House Speaker Paul Ryan announced the plan in a conference call with lawmakers, a week after Democrats staged a 25-hour sit-in on the House floor to push for gun control following the mass shooting in Orlando.
Democrats, who have vowed to keep pushing for tighter gun restrictions when Congress returns from its U.S. Independence Day break next week, warned that if Republican leaders opt for a watered-down measure backed by the National Rifle Association, they will not accept it.
Republican leadership aides declined to provide details. One said the package was still being worked out.
Following the June 12 shooting that killed 49 people at a gay nightclub in Orlando, gun-control proponents ratcheted up pressure for legislation.
"We are going to get something done this year, I predict," Senate Democratic leader Harry Reid told reporters. "I think we’re going to take a bite out of the NRA."
Reid said he was hopeful for a bill introduced by Republican Senator Susan Collins of Maine, and a bipartisan House companion bill backed by Republicans including Representative Carlos Curbelo of Florida, to prevent gun sales to anyone on the government's "No Fly List" for terrorism suspects or the "Selectee List" for extra airport screening.
A source on Ryan's conference call said the speaker said the House would act next week on a gun measure as part of a larger terrorism package, calling the gun restriction "just common sense."
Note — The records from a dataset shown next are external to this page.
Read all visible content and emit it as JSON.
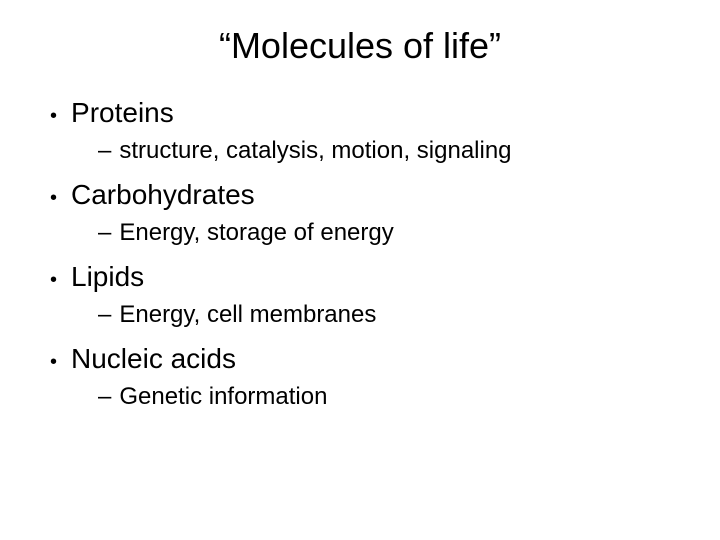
{
  "slide": {
    "title": "“Molecules of life”",
    "items": [
      {
        "label": "Proteins",
        "sub": "structure, catalysis, motion, signaling"
      },
      {
        "label": "Carbohydrates",
        "sub": "Energy, storage of energy"
      },
      {
        "label": "Lipids",
        "sub": "Energy, cell membranes"
      },
      {
        "label": "Nucleic acids",
        "sub": "Genetic information"
      }
    ],
    "colors": {
      "background": "#ffffff",
      "text": "#000000"
    },
    "typography": {
      "title_fontsize": 36,
      "main_fontsize": 28,
      "sub_fontsize": 24,
      "font_family": "Arial"
    }
  }
}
Before Thursday's announcement, Representative Bob Dold of Illinois, a Republican backer of the Curbelo bill, urged Ryan and House Majority Leader Kevin McCarthy to opt for the bipartisan measure, according to a Dold aide.
Alternatively, Republican leaders could choose a Republican bill by Representative Lee Zeldin of New York as a companion to a Senate measure from Senate Republican Whip John Cornyn of Texas. The Cornyn measure failed in the Senate last week in the face of opposition from Democrats who claim the measure was written by the NRA.
"House Democrats will keep up our efforts to push for the majority to allow a vote on gun violence legislation, but bringing up a bill authored by the NRA just isn't going to cut it," said Drew Hammill, an aide to House Democratic leader Nancy Pelosi.
The Cornyn-Zeldin measure would give officials three days to decide whether a gun sale should be blocked. Democrats argue the timetable is insufficient, and that the government would have to persuade a court that a would-be buyer "has committed or will commit an act of terrorism" before it could block a gun sale.
Under the Collins and Curbelo bills, a court would have 14 days to decide on appeals.